Dec 15, 2010 13:05 GMT  ·  By
A device that achieves carbon dioxide/oxygen gas exchange could allow patients more freedom when awaiting a lung transplant.
   A device that achieves carbon dioxide/oxygen gas exchange could allow patients more freedom when awaiting a lung transplant.

American scientists say that a technology for building artificial lungs could significantly reduce the death rate of patients waiting for a lung transplant.

Joseph Vacanti and coworkers at Massachusetts General Hospital, in Boston made a huge advancement in this field, by developing a device that is able to make the carbon dioxide-oxygen gas exchange, when implanted in the body.

This gives patients awaiting for a transplant far more freedom and a better chance of survival, RSC reports.
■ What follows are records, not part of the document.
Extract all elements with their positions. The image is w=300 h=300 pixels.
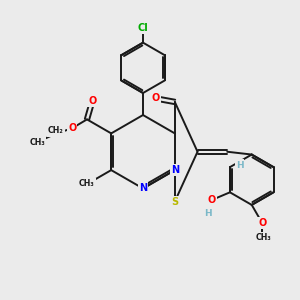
Text: O: O xyxy=(68,123,76,133)
Text: O: O xyxy=(152,93,160,103)
Text: O: O xyxy=(258,218,266,228)
Text: N: N xyxy=(139,184,147,194)
Text: Cl: Cl xyxy=(138,23,148,33)
Text: H: H xyxy=(204,209,212,218)
Text: S: S xyxy=(171,196,178,207)
Text: O: O xyxy=(88,96,96,106)
Text: CH₃: CH₃ xyxy=(256,233,272,242)
Text: N: N xyxy=(171,165,179,175)
Text: CH₃: CH₃ xyxy=(79,179,94,188)
Text: H: H xyxy=(236,160,243,169)
Text: O: O xyxy=(208,195,216,205)
Text: CH₂: CH₂ xyxy=(48,126,64,135)
Text: CH₃: CH₃ xyxy=(29,138,45,147)
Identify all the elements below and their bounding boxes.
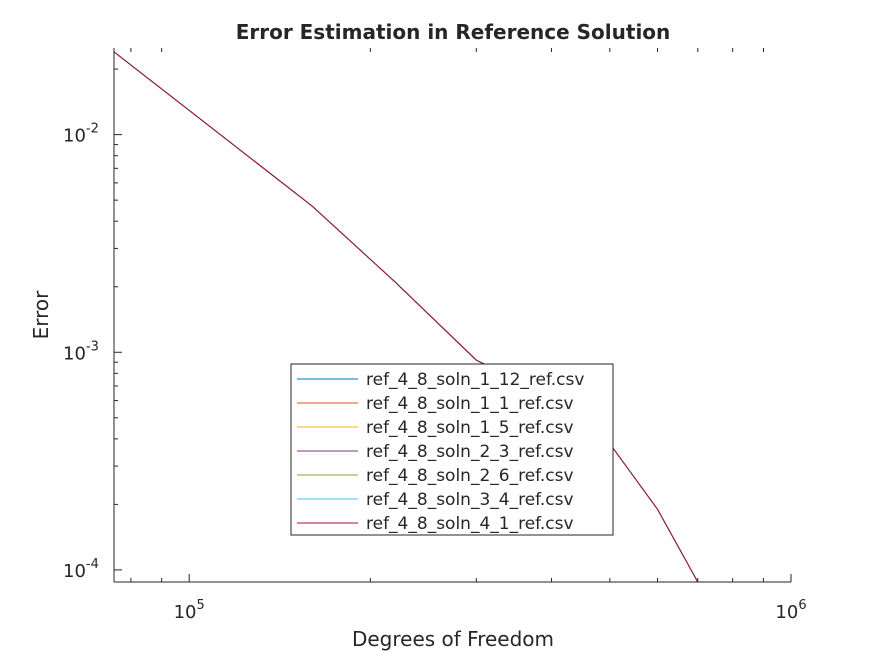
- legend-label-1: ref_4_8_soln_1_12_ref.csv: [366, 370, 584, 390]
- legend-label-6: ref_4_8_soln_3_4_ref.csv: [366, 490, 574, 510]
- y-tick-labels: 10-4 10-3 10-2: [63, 122, 99, 582]
- minor-ticks: [114, 48, 764, 582]
- x-tick-label-1: 105: [174, 598, 205, 623]
- legend-items: ref_4_8_soln_1_12_ref.csv ref_4_8_soln_1_…: [297, 370, 584, 534]
- chart-title: Error Estimation in Reference Solution: [236, 20, 671, 44]
- legend-label-5: ref_4_8_soln_2_6_ref.csv: [366, 466, 574, 486]
- y-axis-label: Error: [29, 290, 53, 340]
- x-tick-label-2: 106: [775, 598, 806, 623]
- legend-box: [290, 363, 614, 536]
- legend-label-3: ref_4_8_soln_1_5_ref.csv: [366, 418, 574, 438]
- y-tick-label-3: 10-2: [63, 122, 99, 147]
- legend: ref_4_8_soln_1_12_ref.csv ref_4_8_soln_1_…: [290, 363, 614, 536]
- legend-label-4: ref_4_8_soln_2_3_ref.csv: [366, 442, 574, 462]
- y-tick-label-2: 10-3: [63, 339, 99, 364]
- x-tick-labels: 105 106: [174, 598, 807, 623]
- legend-label-7: ref_4_8_soln_4_1_ref.csv: [366, 514, 574, 534]
- major-ticks: [114, 134, 792, 582]
- legend-label-2: ref_4_8_soln_1_1_ref.csv: [366, 394, 574, 414]
- y-tick-label-1: 10-4: [63, 557, 99, 582]
- x-axis-label: Degrees of Freedom: [352, 627, 554, 651]
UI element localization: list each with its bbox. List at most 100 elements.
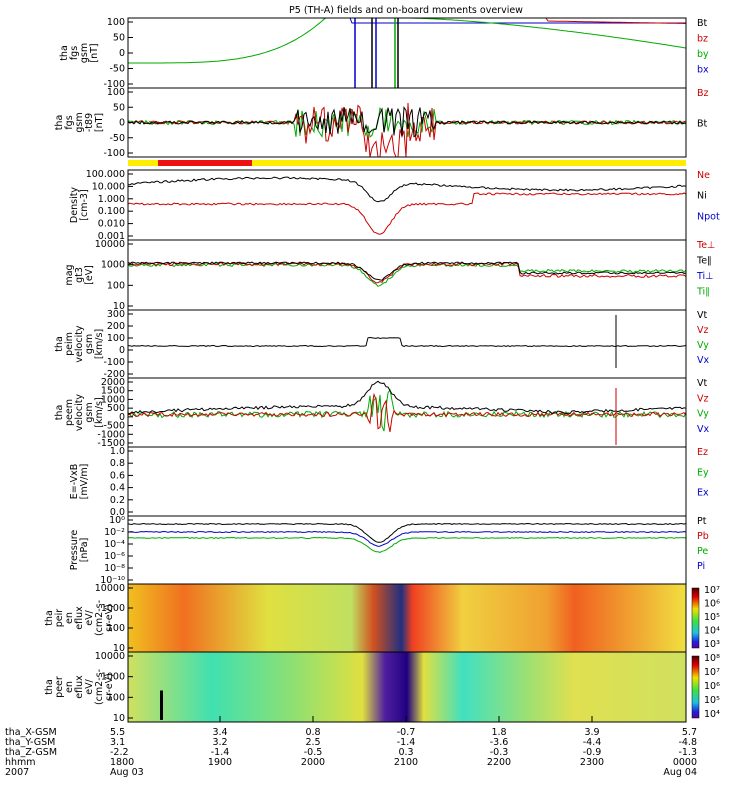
y-axis-label: tha — [54, 115, 65, 131]
legend-Bz: Bz — [697, 88, 709, 99]
y-tick-label: 0.001 — [98, 231, 125, 242]
y-axis-label: sr-eV) — [104, 604, 115, 632]
y-tick-label: 50 — [113, 102, 125, 113]
y-tick-label: -100 — [103, 148, 125, 159]
legend-Te⊥: Te⊥ — [696, 240, 715, 251]
y-axis-label: fgs — [64, 115, 75, 129]
x-row-value: -2.2 — [110, 747, 129, 758]
trace-vz — [127, 392, 687, 433]
y-tick-label: 0.6 — [110, 470, 125, 481]
colorbar-tick-label: 10⁶ — [704, 599, 720, 610]
y-tick-label: 1000 — [101, 672, 125, 683]
x-row-value: -1.4 — [397, 737, 416, 748]
y-tick-label: 100.000 — [86, 169, 125, 180]
y-tick-label: 10⁰ — [109, 515, 125, 526]
y-axis-label: -t89 — [84, 113, 95, 132]
legend-bz: bz — [697, 34, 708, 45]
y-tick-label: 1500 — [101, 386, 125, 397]
trace-vt — [127, 380, 687, 415]
colorbar-tick-label: 10⁵ — [704, 612, 720, 623]
trace-bz — [127, 102, 687, 158]
y-tick-label: 10 — [113, 643, 125, 654]
y-axis-label: velocity — [74, 325, 85, 363]
y-axis-label: [mV/m] — [79, 464, 90, 500]
x-row-value: 3.4 — [212, 727, 227, 738]
y-tick-label: 0 — [119, 412, 125, 423]
y-axis-label: gsm — [84, 334, 95, 354]
y-tick-label: 300 — [107, 309, 125, 320]
y-axis-label: en — [64, 681, 75, 693]
y-tick-label: -100 — [103, 79, 125, 90]
y-axis-label: fgs — [69, 46, 80, 60]
y-axis-label: tha — [44, 679, 55, 695]
legend-Ey: Ey — [697, 467, 709, 478]
legend-Ti∥: Ti∥ — [696, 287, 710, 298]
legend-Ni: Ni — [697, 191, 707, 202]
y-axis-label: gsm — [84, 402, 95, 422]
y-tick-label: 100 — [107, 17, 125, 28]
legend-Vx: Vx — [697, 424, 709, 435]
y-tick-label: 10.000 — [92, 181, 125, 192]
colorbar-tick-label: 10³ — [704, 639, 720, 650]
colorbar-tick-label: 10⁴ — [704, 626, 720, 637]
panel-fgs: 100 50 0 -50 -100 tha fgs gsm [nT] Bt bz by bx — [59, 17, 709, 90]
legend-Vz: Vz — [697, 325, 709, 336]
trace-teperp — [127, 261, 687, 284]
x-row-value: -4.8 — [678, 737, 697, 748]
colorbar-tick-label: 10⁷ — [704, 585, 720, 596]
trace-ne — [127, 192, 687, 235]
y-axis-label: tha — [59, 45, 70, 61]
y-tick-label: 0 — [119, 118, 125, 129]
x-row-value: 3.2 — [212, 737, 227, 748]
x-row-value: -4.4 — [583, 737, 602, 748]
y-axis-label: peer — [54, 676, 65, 698]
y-tick-label: 10⁻⁴ — [104, 539, 125, 550]
legend-Bt: Bt — [697, 18, 708, 29]
y-tick-label: 1000 — [101, 394, 125, 405]
y-tick-label: 10⁻⁸ — [104, 563, 125, 574]
y-tick-label: 100 — [107, 692, 125, 703]
y-tick-label: -1500 — [97, 438, 125, 449]
y-tick-label: 100 — [107, 623, 125, 634]
legend-Vy: Vy — [697, 409, 709, 420]
colorbar-tick-label: 10⁵ — [704, 695, 720, 706]
y-axis-label: gsm — [79, 43, 90, 63]
legend-Ex: Ex — [697, 488, 709, 499]
y-axis-label: peir — [54, 609, 65, 628]
x-row-value: 0.8 — [305, 727, 320, 738]
legend-Vt: Vt — [697, 378, 707, 389]
x-row-value: -1.3 — [678, 747, 697, 758]
y-tick-label: 1000 — [101, 260, 125, 271]
y-tick-label: 10 — [113, 301, 125, 312]
x-row-value: -0.9 — [583, 747, 602, 758]
y-axis-label: velocity — [74, 394, 85, 432]
legend-Npot: Npot — [697, 211, 720, 222]
x-row-value: Aug 04 — [663, 767, 697, 778]
panel-frame — [127, 309, 687, 379]
y-tick-label: 10⁻⁶ — [104, 551, 125, 562]
y-axis-label: [km/s] — [94, 397, 105, 427]
y-tick-label: -1000 — [97, 429, 125, 440]
x-row-value: Aug 03 — [110, 767, 144, 778]
y-axis-label: tha — [54, 336, 65, 352]
y-axis-label: (cm2-s- — [94, 669, 105, 705]
legend-Ti⊥: Ti⊥ — [696, 271, 713, 282]
y-tick-label: 0 — [119, 345, 125, 356]
y-tick-label: 1.000 — [98, 194, 125, 205]
x-row-value: -1.4 — [211, 747, 230, 758]
panel-fgs_hp: 100 50 0 -50 -100 tha fgs gsm -t89 [nT] Bz Bt — [54, 87, 709, 166]
x-row-value: 5.7 — [682, 727, 697, 738]
legend-Pt: Pt — [697, 516, 707, 527]
legend-Vy: Vy — [697, 340, 709, 351]
x-row-value: 2000 — [301, 757, 325, 768]
y-tick-label: -200 — [103, 369, 125, 380]
y-axis-label: eflux — [74, 606, 85, 630]
colorbar-tick-label: 10⁶ — [704, 681, 720, 692]
quality-bar-flag — [158, 160, 252, 166]
x-row-value: 1.8 — [491, 727, 506, 738]
y-axis-label: sr-eV) — [104, 673, 115, 701]
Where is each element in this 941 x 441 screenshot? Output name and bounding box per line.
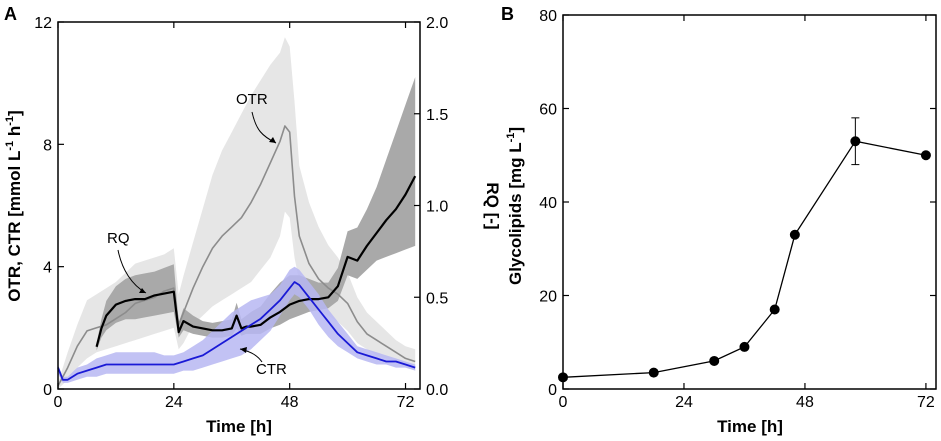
ctr-annotation-label: CTR	[256, 361, 287, 378]
panel-a-bands	[58, 37, 416, 390]
a-x-tick-label: 0	[54, 394, 63, 411]
glycolipids-point	[709, 355, 720, 366]
y-label-base: Glycolipids [mg L	[506, 142, 525, 285]
otr-line	[57, 125, 416, 387]
otr-annotation-label: OTR	[236, 91, 268, 108]
panel-a-y-right-label: RQ [-]	[483, 182, 502, 229]
b-x-tick-label: 48	[796, 394, 814, 411]
b-x-tick-label: 24	[675, 394, 693, 411]
a-x-tick-label: 72	[397, 394, 415, 411]
a-y-right-tick-label: 1.5	[426, 107, 448, 124]
ctr-line	[57, 281, 416, 381]
y-left-label-end: ]	[5, 110, 24, 116]
glycolipids-line	[562, 140, 927, 378]
b-y-tick-label: 60	[539, 102, 557, 119]
rq-annotation-arrowhead	[139, 288, 146, 293]
y-left-label-exp1: -1	[4, 141, 16, 151]
y-label-end: ]	[506, 127, 525, 133]
rq-annotation-label: RQ	[107, 230, 130, 247]
b-y-tick-label: 80	[539, 8, 557, 25]
y-left-label-base: OTR, CTR [mmol L	[5, 151, 24, 302]
glycolipids-point	[648, 367, 659, 378]
panel-a-label: A	[4, 4, 17, 24]
a-y-right-tick-label: 0.5	[426, 290, 448, 307]
panel-b-lines	[558, 117, 931, 383]
panel-a-y-left-ticks: 0 4 8 12	[34, 15, 64, 399]
panel-b-y-label: Glycolipids [mg L-1]	[505, 127, 525, 285]
y-label-exp: -1	[505, 133, 517, 143]
ctr-band	[58, 266, 416, 383]
panel-a-x-ticks: 0 24 48 72	[54, 22, 415, 411]
a-x-tick-label: 48	[281, 394, 299, 411]
glycolipids-point	[920, 150, 931, 161]
panel-b: B 0 24 48 72 0 20 40 60 80 Time [h] Glycolipids…	[501, 4, 937, 436]
b-x-tick-label: 0	[559, 394, 568, 411]
panel-b-x-label: Time [h]	[717, 417, 783, 436]
panel-b-label: B	[501, 4, 514, 24]
panel-b-y-ticks: 0 20 40 60 80	[539, 8, 936, 399]
otr-annotation-arrowhead	[269, 137, 276, 143]
panel-b-frame	[562, 14, 937, 390]
panel-a-lines	[57, 125, 417, 387]
a-y-left-tick-label: 12	[34, 15, 52, 32]
b-y-tick-label: 20	[539, 289, 557, 306]
b-y-tick-label: 0	[548, 382, 557, 399]
a-y-right-tick-label: 2.0	[426, 15, 448, 32]
glycolipids-point	[789, 229, 800, 240]
rq-line	[95, 175, 417, 348]
ctr-annotation: CTR	[239, 347, 287, 378]
ctr-annotation-arrowhead	[240, 347, 247, 353]
panel-a-x-label: Time [h]	[206, 417, 272, 436]
otr-annotation: OTR	[236, 91, 277, 144]
a-y-right-tick-label: 1.0	[426, 199, 448, 216]
panel-a-y-right-ticks: 0.0 0.5 1.0 1.5 2.0	[414, 15, 448, 399]
b-x-tick-label: 72	[917, 394, 935, 411]
a-y-left-tick-label: 8	[43, 137, 52, 154]
panel-b-x-ticks: 0 24 48 72	[559, 15, 935, 411]
y-left-label-mid: h	[5, 126, 24, 141]
a-y-left-tick-label: 0	[43, 382, 52, 399]
glycolipids-point	[850, 136, 861, 147]
a-y-right-tick-label: 0.0	[426, 382, 448, 399]
rq-band	[96, 77, 416, 351]
a-y-left-tick-label: 4	[43, 260, 52, 277]
glycolipids-point	[739, 341, 750, 352]
panel-a-y-left-label: OTR, CTR [mmol L-1 h-1]	[4, 110, 24, 301]
y-left-label-exp2: -1	[4, 116, 16, 126]
a-x-tick-label: 24	[165, 394, 183, 411]
rq-annotation: RQ	[107, 230, 147, 294]
glycolipids-point	[769, 304, 780, 315]
b-y-tick-label: 40	[539, 195, 557, 212]
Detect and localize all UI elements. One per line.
The researchers actually designed a microfluidic branched vascular network through which blood flows, and that is separated from a gas-filled chamber by a silicone membrane less than 10um thick.

The artificial network is build by a biocompatible polymer called polydimethylsiloxane, cast on a micro machined mold.

The most difficult thing in designing the device was getting a blood pressure within the channels, very similar to that in veins and arteries.

David Hoganson, Vacanti's coworker said that “fulfillment of these design criteria necessitated creating channels that had variable depth throughout the network and also had precise curvature.”

To do that, Vacanti's team used computational fluid dynamics and optimized the vascular network's structure so that it would avoid clotting induced by excessive blood pressure.

When the lung is severely affected, it is unable to remove carbon dioxide from the blood, thus reducing the efficiency of the oxygen uptake.

The problem today is that there are not enough donors, so patients awaiting for a transplant have very high mortality risks.

And since the only technology that can help them is found in intensive care units, the patients' quality of life is often affected.

The device developed by Vacanti and his team could be made into an implant-sized one, fabricated by “stacking the functional layers of the device to achieve the necessary surface area for gas exchange,” Hoganson said.

Anyway, Jaisree Moorthy, a specialist in using microfluidics in tissue engineering at the University of Pennsylvania, says that Vacanti's device offers a very elegant solution, since it “is more efficient due to a thinner membrane, and mimics the biological CO2/O2 transfer rate.”